Posted on October 8, 2012 at 3:17 PM

This is a really easy muffin requiring two bowls, a whisk and muffin tins. They freeze beautifully.  This recipe makes twelve regular size or six Texas size muffins.  Fruit has a tendency to stick to paper liners but spraying the liners solves that problem.  Other fruits can be substituted for the raspberries. 

1 large egg
1 cup buttermilk
1/2 cup vegetable oil
Rind of one lemon
1 teaspoon vanilla
2/3 cup sugar (135 grams or 4 3/4 ounces)
1 3/4 cup all purpose flour (245 grams or 8 1/2 ounces)
2 teaspoons baking powder
1/2 teaspoon baking soda
1/4 teaspoon salt
1 1/2 cups fresh or frozen (not thawed) raspberries

Preheat the oven to 400 degrees.  Line 12 regular or 6 Texas muffin tins with paper liners.  Spray the papers.  Set aside.

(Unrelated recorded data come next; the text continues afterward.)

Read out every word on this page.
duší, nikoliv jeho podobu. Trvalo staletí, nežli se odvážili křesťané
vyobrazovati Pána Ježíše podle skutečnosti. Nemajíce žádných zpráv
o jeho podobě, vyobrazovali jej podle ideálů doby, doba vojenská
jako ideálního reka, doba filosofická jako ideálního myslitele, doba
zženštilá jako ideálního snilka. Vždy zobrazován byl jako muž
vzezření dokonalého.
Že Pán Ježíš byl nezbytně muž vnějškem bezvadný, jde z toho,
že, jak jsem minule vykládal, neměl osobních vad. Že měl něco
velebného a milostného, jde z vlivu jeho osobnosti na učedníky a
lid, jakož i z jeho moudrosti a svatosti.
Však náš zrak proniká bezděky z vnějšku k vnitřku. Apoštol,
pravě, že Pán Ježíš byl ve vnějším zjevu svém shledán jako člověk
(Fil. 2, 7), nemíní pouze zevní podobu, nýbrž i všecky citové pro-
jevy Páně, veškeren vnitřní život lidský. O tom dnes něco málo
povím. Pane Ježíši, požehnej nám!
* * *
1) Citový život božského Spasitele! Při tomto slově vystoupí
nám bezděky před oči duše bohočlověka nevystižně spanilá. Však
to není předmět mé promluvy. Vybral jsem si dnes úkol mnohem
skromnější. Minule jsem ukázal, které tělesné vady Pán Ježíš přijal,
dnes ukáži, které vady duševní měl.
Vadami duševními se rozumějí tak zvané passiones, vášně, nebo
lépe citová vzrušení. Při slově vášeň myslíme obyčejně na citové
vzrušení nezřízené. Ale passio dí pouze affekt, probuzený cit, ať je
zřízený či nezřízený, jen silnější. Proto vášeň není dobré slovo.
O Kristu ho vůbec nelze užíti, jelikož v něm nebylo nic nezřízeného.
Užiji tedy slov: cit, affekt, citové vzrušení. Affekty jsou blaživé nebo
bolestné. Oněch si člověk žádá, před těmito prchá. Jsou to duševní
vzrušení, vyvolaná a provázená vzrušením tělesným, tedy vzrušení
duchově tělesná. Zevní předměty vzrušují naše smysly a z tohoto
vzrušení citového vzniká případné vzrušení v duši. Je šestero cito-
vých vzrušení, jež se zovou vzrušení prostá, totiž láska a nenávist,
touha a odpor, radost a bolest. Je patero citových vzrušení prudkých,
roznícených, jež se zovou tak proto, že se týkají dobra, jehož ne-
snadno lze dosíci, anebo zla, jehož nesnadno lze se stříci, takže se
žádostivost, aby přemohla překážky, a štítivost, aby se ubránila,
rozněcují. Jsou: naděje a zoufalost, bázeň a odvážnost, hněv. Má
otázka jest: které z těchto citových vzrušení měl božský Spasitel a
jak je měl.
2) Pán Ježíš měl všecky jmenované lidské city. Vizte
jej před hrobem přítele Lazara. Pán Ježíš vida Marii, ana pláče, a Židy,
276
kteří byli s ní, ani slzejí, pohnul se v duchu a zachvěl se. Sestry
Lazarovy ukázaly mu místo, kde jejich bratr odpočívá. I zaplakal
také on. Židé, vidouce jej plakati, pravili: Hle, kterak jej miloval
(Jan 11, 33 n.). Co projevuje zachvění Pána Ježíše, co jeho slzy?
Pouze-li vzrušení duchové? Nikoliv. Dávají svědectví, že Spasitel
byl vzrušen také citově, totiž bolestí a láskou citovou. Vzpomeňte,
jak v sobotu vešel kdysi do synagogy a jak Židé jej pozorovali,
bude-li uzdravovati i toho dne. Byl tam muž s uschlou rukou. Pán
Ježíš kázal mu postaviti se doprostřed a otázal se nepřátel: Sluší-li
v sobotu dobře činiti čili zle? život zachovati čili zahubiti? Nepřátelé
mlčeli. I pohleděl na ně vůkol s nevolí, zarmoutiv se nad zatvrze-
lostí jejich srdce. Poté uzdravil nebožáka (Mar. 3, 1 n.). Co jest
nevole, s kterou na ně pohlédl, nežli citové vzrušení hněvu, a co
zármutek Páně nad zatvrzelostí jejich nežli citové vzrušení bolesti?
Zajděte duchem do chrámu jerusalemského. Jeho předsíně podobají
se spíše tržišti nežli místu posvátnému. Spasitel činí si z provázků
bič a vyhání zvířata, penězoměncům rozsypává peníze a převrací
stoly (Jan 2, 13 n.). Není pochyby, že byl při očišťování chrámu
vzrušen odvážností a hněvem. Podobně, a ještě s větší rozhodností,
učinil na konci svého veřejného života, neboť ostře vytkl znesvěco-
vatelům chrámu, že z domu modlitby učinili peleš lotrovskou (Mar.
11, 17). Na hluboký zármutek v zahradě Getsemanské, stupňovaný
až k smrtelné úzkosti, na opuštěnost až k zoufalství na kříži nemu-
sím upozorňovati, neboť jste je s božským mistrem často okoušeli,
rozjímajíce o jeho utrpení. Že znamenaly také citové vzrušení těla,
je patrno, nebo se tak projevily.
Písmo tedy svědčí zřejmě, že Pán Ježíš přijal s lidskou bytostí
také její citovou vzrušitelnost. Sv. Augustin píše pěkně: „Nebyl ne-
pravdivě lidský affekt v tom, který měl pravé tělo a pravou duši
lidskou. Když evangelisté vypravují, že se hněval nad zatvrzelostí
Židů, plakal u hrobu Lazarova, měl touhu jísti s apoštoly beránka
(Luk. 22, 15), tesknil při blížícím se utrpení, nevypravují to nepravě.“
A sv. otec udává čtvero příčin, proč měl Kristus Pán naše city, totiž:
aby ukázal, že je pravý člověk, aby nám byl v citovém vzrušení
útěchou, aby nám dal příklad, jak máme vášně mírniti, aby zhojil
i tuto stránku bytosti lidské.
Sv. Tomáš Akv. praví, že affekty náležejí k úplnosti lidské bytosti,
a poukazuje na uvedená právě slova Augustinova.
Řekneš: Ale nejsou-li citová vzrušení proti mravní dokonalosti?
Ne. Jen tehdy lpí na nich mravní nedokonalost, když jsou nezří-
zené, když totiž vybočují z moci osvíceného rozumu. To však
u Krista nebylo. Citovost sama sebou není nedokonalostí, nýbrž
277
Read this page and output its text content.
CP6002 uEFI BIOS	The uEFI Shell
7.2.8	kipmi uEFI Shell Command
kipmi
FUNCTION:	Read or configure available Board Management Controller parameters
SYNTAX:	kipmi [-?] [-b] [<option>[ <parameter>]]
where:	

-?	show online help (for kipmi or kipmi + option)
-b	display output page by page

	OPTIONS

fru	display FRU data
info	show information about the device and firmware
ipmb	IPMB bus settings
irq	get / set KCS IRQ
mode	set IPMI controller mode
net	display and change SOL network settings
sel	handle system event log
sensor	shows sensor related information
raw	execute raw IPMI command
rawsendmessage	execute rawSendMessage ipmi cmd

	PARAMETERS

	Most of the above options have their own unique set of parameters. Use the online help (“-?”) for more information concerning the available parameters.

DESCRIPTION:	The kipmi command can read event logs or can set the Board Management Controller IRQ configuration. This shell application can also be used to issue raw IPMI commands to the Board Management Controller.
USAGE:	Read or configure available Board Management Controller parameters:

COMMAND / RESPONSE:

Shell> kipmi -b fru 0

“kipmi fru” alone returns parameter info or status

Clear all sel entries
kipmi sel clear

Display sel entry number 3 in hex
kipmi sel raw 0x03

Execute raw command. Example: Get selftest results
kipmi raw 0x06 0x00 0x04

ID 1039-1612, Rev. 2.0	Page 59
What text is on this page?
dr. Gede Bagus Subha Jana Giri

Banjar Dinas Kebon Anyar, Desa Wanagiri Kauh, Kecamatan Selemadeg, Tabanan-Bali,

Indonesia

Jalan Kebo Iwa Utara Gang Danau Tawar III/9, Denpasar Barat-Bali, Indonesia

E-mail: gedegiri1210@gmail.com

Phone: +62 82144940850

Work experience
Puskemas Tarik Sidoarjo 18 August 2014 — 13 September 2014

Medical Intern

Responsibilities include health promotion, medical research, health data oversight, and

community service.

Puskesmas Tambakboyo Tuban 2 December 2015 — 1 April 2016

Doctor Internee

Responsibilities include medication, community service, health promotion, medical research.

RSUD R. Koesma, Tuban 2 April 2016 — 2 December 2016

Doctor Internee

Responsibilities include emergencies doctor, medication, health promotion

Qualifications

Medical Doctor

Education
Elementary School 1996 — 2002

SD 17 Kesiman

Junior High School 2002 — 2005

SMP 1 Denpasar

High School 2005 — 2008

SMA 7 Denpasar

Whisk the egg in a medium size bowl.  Add the buttermilk, oil, lemon rind, vanilla and sugar.  Whisk to combine.  Set aside.

Combine the flour, baking powder, baking soda and salt in a large bowl.  Whisk to combine.  Add the liquid mixture and whisk to mix.  Stir the raspberries in gently. 

Divide the batter between the tins.  The regular size takes about 1/4 cup per muffin.  The Texas tins take about 1/2 cup per muffin.

Bake for 20 to 22 minutes for the regular size.  Texas muffins 25 to 28 minutes or until either one tests done when a cake tester comes out clean.